In February, Warner Bros. Discovery informed the teams in Houston — along with teams in Pittsburgh, Colorado and Utah — that they would likely be unable to pay for the rights associated with their AT&T Sportsnet-branded channels. The letter from the unit’s president Patrick Crumb, as quoted in the Wall Street Journal, said that its new owners at Warner Bros. Discovery “will not fund our shortfalls.” The implication was that a filing for bankruptcy might be imminent.
The letter came as no particular surprise to James Crane, who along with Houston Baseball Partners purchased the Astros from Drayton McLane in 2011, along with a stake in what was then known as the Houston Regional Sports Network for $615 million. Two years later Crane sued McLane and Comcast claiming he had paid too much for what he had discovered was a failing network.

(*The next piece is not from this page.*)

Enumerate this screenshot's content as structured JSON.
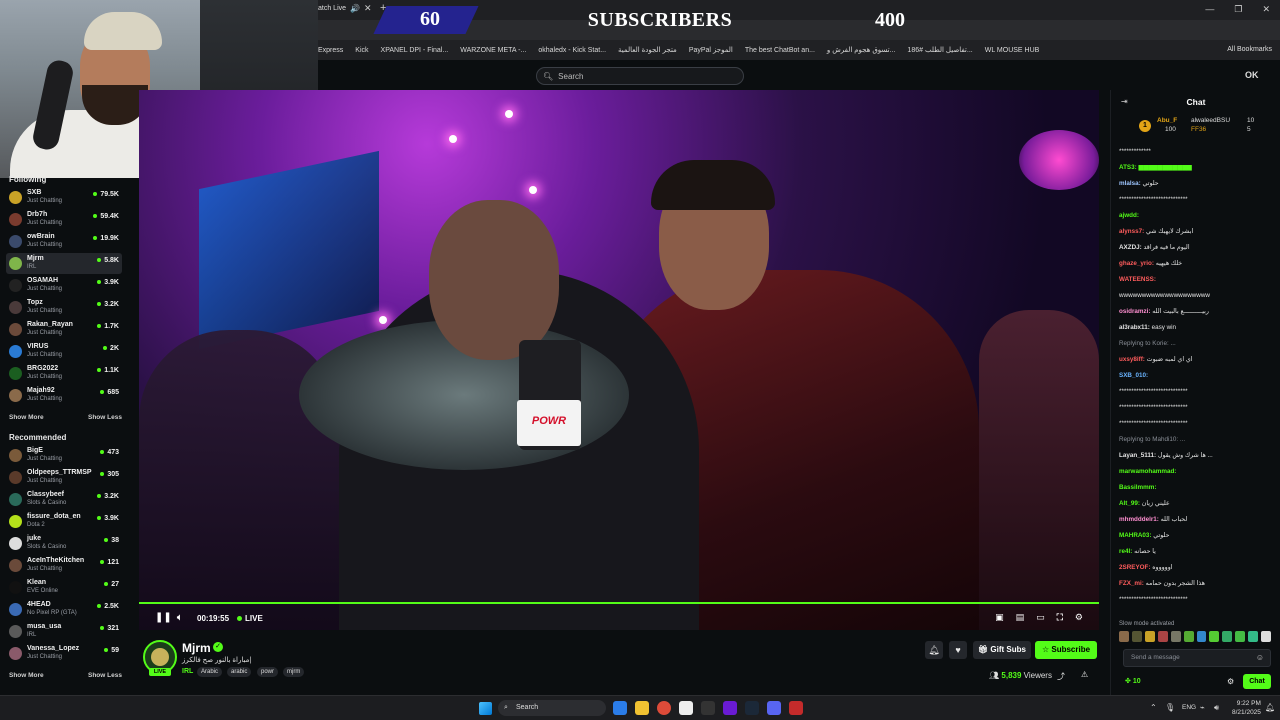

Crane said he and HBP were misled about what affiliate rates the Houston Regional Sports Network would be able to charge distributors of its programming. Comcast has since been dropped from the $332 million lawsuit. But in August the Texas Supreme Court dismissed McLane’s challenge of the lawsuit under the Texas Citizens Participation Act, sending the case back to Houston pending trial.
Houston was not the only city affected, but it has also become the center of similar storms in other regions of the country.
In March, the Diamond Sports Network — a subsidiary of the ubiquitous Sinclair Broadcast Group — announced that it had been working on a restructuring support agreement to eliminate $8 billion in debt for its 19 RSNs and had filed for bankruptcy in the Southern District of Texas. With the case now before Bankruptcy Judge Christopher Lopez, Diamond is represented by Porter Hedges partner John Higgins in Houston; the creditors committee is advised by Dallas Akin partner Marty Brimmage.
Since March, the case has become a sprawling proceeding, involving not only the 5,000 local broadcasts for baseball, basketball and hockey teams in cities like Detroit, Chicago, Dallas and Phoenix, but for creditors ranging from employees and vendors to state and local taxing authorities for whom broadcast revenues are more than a rooting interest.
Francisco Morales, one of the V&E partners advising the Houston Astros, said the Houston joint venture is intended to be more than a stop-gap for the two teams, by absorbing the network the teams have averted what could have become an existential threat to their fan base.
“I don’t think it’s a secret that the RSNs haven’t been doing great,” said Morales. “The competition from streaming and slower advertising revenues meant that the networks weren’t generating (enough) revenue.”
But he said the joint venture structure of the two-team television partnership assures, at least for the current and upcoming seasons, the continuance of local sports telecasts.